Cuyahoga River sediment clean enough to dump into Lake Erie, says Army Corps of Engineers.The decades long cleanup of the polluted Cuyahoga River apparently is so successful that muck dredged from Cleveland Harbor may be harmless enough to dump untreated into Lake Erie. But the Ohio Environmental Protection Agency opposes the plan.
China’s Pearl River Estuary is killing pink dolphins, research finds. Pink dolphin populations are under threat from high concentrations of organic pollutants and heavy metals in the Pearl River Estuary, research backed by Ocean Park’s conservation arm has found.
US House votes to ease EPA actions on states. The House passed legislation Thursday aimed at easing Environmental Protection Agency rules and requiring more cooperation between the EPA and states on environmental cleanup projects
Canada quietly adopts new rail-safety rules. Transport Canada quietly approved new safety rules drafted by the railway industry on Boxing Day just as an emergency directive issued in the wake of last summer’s Lac-Megantic disaster was set to expire.

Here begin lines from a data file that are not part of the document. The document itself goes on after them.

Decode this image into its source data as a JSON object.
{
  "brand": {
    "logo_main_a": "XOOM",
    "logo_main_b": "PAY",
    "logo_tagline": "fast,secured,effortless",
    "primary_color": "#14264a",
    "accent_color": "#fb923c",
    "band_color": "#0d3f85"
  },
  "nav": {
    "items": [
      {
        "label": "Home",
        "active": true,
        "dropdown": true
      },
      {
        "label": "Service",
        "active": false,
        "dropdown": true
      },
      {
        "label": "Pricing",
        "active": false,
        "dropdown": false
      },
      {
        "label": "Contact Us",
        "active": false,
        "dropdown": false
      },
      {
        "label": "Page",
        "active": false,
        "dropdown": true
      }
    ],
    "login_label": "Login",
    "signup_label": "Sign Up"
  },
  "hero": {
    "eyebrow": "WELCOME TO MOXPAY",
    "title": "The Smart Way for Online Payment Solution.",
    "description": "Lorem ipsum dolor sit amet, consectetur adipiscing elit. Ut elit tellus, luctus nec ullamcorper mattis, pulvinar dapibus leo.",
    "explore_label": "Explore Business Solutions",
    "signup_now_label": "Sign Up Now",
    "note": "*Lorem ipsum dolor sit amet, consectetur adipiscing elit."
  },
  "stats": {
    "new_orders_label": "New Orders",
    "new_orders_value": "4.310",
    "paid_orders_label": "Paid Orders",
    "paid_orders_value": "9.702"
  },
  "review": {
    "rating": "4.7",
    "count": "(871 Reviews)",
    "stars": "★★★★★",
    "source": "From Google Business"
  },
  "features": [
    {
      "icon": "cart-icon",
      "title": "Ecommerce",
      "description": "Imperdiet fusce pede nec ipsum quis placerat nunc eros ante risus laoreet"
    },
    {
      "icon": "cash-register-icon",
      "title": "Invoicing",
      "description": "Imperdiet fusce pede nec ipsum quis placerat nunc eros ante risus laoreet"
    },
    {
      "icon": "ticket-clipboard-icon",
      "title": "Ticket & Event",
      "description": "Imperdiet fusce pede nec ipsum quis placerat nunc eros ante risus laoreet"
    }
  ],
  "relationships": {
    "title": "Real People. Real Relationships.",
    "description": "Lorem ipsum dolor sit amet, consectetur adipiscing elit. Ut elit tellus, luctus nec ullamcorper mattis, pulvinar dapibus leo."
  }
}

Clean-up of diesel sludge costs county council €686,000 in 2013. Criminal gangs involved in fuel laundering are continuing to cripple the local economy and the taxpayer. As of December 20th, 2013, Louth Local Authorities have reported 103 dumping incidents in the county – mostly north Louth – which cost the local authority €686,000
Deep freeze may have cost economy about $5 billion. Hunkering down at home rather than going to work, canceling thousands of flights and repairing burst pipes from the Midwest to the Southeast has its price. By one estimate, about $5 billion.
Group says Maryland backsliding in bay cleanup. Nitrogen pollution from Maryland sewage plants and industries increased in 2012, a new report says, partially undermining gains the state has made in prior years in cleaning up the Chesapeake Bay.
West Virginia National Guard set to help distribute water. Restaurants closed their doors, groceries stores sold out of bottled water and thousands of children got an extra day off from school as residents were told to not bathe, brush their teeth, or wash their clothes following a chemical spill that may have contaminated tap water in nine West Virginia counties.
Sewage spill bill faces New Jersey Senate today. Sewer authorities will be required to notify the public promptly about any raw sewage overflows into local rivers and bays under a bill expected to pass the state Senate today. More than 23 billion gallons of raw sewage and other pollutants pours each year into New Jersey’s bays and rivers.
Marketing needed for $18.4B Asian carp barrier. Physically separating the Great Lakes and Mississippi watersheds with an $18.4 billion Asian carp barrier would not only be one of North America’s most ambitious engineering feats. It also would require savvy marketing to subregions within the Great Lakes region to gain support from Congress.
Lessons for Toronto city council from Mother Nature. Amid the pain and suffering, the recent extreme weather has given us a blessing in disguise: a peek into our future and a chance to change it.
New Jersey Senate panel approves bill slammed as ‘flushing’ water quality. Over the objections of the federal government and environmentalists, the state Senate budget committee advanced a measure that would again delay the implementation of overdue water-quality rules. Environmentalists also contend the bill would roll back clean water protections.
Sierra Club nets deal for fracking records. An environmental group’s public records case against state regulators has ended in a settlement agreement, with Ohio turning over documents related to the alleged illegal dumping of oil and gas drilling wastewater in northeastern Ohio and paying a fine.